Example 8 ... Let's convert the number 0.125 from the decimal number system to the binary SS.
0.125 | ||
x | 2 | |
0 | 0.25 | |
x | 2 | |
0 | 0.5 | |
x | 2 | |
1 | 0.0 |
To convert the number 0.125 from decimal SS to binary, this number is sequentially multiplied by 2. In the third stage, it turned out 0. Therefore, the following result was obtained:
0.125 10 =0.001 2 .
Example 9 ... Let's convert the number 0.214 from decimal to hexadecimal SS.
0.214 | ||
x | 16 | |
3 | 0.424 | |
x | 16 | |
6 | 0.784 | |
x | 16 | |
12 | 0.544 | |
x | 16 | |
8 | 0.704 | |
x | 16 | |
11 | 0.264 | |
x | 16 | |
4 | 0.224 |
Following examples 4 and 5, we get the numbers 3, 6, 12, 8, 11, 4. But in the hexadecimal SS, the numbers 12 and 11 correspond to the numbers C and B. Therefore, we have:
0.214 10 = 0.36C8B4 16.
Example 10 ... Converting Decimal to Decimal SS number 0.512.
0.512 | ||
x | 8 | |
4 | 0.096 | |
x | 8 | |
0 | 0.768 | |
x | 8 | |
6 | 0.144 | |
x | 8 | |
1 | 0.152 | |
x | 8 | |
1 | 0.216 | |
x | 8 | |
1 | 0.728 |
Received:
0.512 10 =0.406111 8 .
Example 11 ... Converting the number 159.125 from Decimal to Binary SS. To do this, we translate separately the integer part of the number (Example 4) and the fractional part of the number (Example 8).

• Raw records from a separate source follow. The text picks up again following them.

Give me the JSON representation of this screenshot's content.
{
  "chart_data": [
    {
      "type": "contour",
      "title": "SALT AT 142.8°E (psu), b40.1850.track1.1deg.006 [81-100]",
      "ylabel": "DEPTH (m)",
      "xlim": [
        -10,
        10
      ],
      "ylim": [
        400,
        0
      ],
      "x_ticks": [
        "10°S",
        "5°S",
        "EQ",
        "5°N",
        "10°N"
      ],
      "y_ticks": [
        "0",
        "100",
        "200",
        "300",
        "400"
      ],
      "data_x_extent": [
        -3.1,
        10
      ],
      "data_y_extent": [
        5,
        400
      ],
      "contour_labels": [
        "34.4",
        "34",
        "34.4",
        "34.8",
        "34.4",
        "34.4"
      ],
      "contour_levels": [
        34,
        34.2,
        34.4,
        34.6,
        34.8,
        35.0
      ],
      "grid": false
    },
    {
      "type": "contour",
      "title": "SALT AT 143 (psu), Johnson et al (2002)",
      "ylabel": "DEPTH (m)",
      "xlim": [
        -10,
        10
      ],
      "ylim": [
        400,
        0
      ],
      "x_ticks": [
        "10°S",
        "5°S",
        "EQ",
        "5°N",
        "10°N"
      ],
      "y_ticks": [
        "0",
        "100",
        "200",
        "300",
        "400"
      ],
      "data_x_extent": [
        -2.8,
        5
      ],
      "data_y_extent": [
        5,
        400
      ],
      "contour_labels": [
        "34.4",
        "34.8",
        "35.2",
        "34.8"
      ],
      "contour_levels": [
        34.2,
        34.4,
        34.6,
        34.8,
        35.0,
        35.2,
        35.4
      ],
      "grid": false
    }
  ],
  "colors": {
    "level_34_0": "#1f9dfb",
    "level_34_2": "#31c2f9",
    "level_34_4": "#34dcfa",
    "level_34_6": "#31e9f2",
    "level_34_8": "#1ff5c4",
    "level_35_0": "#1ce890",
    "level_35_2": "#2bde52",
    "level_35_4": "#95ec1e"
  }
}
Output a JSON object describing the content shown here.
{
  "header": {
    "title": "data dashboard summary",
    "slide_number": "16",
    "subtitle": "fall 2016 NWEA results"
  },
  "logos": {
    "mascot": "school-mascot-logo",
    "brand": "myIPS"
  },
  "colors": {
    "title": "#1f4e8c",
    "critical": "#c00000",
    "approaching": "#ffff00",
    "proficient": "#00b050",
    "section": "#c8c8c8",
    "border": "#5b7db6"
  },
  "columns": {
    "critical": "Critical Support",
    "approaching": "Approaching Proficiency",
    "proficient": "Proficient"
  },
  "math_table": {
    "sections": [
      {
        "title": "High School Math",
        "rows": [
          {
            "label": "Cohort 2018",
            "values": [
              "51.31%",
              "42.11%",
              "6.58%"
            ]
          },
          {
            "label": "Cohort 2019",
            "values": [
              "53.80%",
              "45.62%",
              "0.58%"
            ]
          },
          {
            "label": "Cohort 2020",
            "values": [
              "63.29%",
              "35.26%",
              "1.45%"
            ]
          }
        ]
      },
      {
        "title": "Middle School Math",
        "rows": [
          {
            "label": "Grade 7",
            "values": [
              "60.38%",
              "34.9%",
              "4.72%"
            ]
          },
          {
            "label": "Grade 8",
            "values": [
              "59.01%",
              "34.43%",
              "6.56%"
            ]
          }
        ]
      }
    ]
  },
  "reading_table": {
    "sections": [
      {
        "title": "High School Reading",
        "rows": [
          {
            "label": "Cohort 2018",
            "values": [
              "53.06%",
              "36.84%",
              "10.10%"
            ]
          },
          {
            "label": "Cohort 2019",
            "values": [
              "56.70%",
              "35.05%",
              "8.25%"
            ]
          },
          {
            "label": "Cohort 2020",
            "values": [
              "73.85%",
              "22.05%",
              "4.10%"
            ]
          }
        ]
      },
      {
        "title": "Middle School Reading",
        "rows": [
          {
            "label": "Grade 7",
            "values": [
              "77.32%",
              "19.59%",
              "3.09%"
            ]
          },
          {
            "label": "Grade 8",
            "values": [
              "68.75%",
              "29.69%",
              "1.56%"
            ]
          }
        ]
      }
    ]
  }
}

Further, combining these results, we get:
159.125 10 =10011111.001 2 .
Example 12 ... Converting the number 19673.214 from decimal to hexadecimal SS. To do this, we translate separately the integer part of the number (Example 6) and the fractional part of the number (Example 9). Further, combining these results, we get.